Many taxpayers are scrambling to take care of the usual list of tax chores to finish before year’s end, but there’s one little known tax deadline they’re probably forgetting.
That’s because the penalty for not having health insurance will be added to people’s tax bills or subtracted from their tax refunds. Many people who didn’t have insurance this year will see these penalties show up on their tax returns for the first time when they start preparing their 2014 taxes in the spring. (The fee for not being covered this year is $95 per person or roughly 1 percent of household income. Next year it grows to $325 per person or roughly 2 percent of household income.)
Now some people who are confused about the deadline for signing up risk having to pay the penalty for 2015 as well. Anyone who doesn’t sign up by Monday won’t have insurance until Feb. 1 at the earliest. But they still have a chance to avoid the penalty for 2015.
The final, final deadline for buying insurance for next year — and for avoiding the penalty — will be Feb. 15. Anyone who doesn’t sign up by then will have to wait until the next open enrollment period starts in the fall — and will go without insurance for the rest of 2015.
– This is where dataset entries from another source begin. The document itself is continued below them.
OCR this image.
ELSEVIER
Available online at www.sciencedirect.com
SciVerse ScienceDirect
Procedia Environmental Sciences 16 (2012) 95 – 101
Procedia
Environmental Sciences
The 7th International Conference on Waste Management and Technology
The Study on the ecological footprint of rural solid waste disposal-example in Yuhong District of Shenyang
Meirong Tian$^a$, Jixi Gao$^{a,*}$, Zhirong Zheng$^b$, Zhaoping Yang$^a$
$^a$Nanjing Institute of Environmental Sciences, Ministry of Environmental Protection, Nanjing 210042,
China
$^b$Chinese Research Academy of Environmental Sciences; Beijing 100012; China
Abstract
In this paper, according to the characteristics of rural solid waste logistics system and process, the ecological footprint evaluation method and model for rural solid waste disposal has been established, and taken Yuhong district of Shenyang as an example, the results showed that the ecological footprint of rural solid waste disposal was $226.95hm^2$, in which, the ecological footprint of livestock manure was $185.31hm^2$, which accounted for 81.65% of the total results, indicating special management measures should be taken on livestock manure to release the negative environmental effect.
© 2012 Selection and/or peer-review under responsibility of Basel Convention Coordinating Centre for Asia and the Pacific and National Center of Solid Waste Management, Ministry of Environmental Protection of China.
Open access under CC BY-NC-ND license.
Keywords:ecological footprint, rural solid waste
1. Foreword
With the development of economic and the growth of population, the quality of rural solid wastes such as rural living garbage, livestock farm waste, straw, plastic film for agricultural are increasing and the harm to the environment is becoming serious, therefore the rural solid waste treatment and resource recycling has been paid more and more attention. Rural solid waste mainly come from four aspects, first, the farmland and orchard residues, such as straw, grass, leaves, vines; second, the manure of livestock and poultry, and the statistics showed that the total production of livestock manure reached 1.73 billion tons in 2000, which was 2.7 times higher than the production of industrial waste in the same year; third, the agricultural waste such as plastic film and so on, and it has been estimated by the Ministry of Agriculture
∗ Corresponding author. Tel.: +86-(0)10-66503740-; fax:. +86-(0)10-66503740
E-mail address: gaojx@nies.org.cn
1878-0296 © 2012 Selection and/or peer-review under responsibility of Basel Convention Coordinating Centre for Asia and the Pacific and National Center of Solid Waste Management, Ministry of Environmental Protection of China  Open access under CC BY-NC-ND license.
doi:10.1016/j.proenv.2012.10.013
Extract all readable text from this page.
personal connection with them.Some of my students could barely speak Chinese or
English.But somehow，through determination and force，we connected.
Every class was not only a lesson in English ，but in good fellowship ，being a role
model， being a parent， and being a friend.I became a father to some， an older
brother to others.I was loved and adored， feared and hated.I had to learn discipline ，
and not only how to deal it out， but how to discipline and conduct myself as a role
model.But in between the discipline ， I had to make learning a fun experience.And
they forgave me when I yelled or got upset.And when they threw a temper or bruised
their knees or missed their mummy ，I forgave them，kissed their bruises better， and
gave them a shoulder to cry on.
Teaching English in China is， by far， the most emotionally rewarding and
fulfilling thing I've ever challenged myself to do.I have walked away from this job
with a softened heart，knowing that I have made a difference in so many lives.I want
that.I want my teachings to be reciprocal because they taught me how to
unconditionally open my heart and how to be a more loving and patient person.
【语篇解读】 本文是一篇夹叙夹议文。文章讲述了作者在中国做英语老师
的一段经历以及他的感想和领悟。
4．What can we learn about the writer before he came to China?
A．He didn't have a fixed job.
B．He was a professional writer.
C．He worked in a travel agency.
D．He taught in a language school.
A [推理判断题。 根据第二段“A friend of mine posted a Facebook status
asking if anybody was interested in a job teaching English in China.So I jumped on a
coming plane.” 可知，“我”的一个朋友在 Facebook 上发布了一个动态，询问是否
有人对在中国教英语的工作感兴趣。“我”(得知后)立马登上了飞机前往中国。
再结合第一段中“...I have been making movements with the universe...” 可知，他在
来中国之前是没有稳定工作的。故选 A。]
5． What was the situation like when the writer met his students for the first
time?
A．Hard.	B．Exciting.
“On Feb. 16 it will be too late, says Kathy Pickering, executive director of The Tax Institute at H&R Block. “So it’s important to get in early.”
People who change jobs, get married, have children or face another qualifying life event may be eligible for a special enrollment period that will give them another chance to sign up for coverage. Some people will also qualify for exemptions that will let them avoid the penalty altogether.
While 62 percent of people without insurance generally know that they could face a penalty, there is a lot of confusion about how the penalty will be applied and what people need to do to avoid it, according to a survey from TurboTax. Some 87 percent of the uninsured people polled by the online tax preparation company in November said they didn’t know the deadline for avoiding the 2014 tax penalty had passed.
“Despite all the talk of Obamacare, the lack of knowledge is astounding,” says Bob Meighan, a vice president at TurboTax.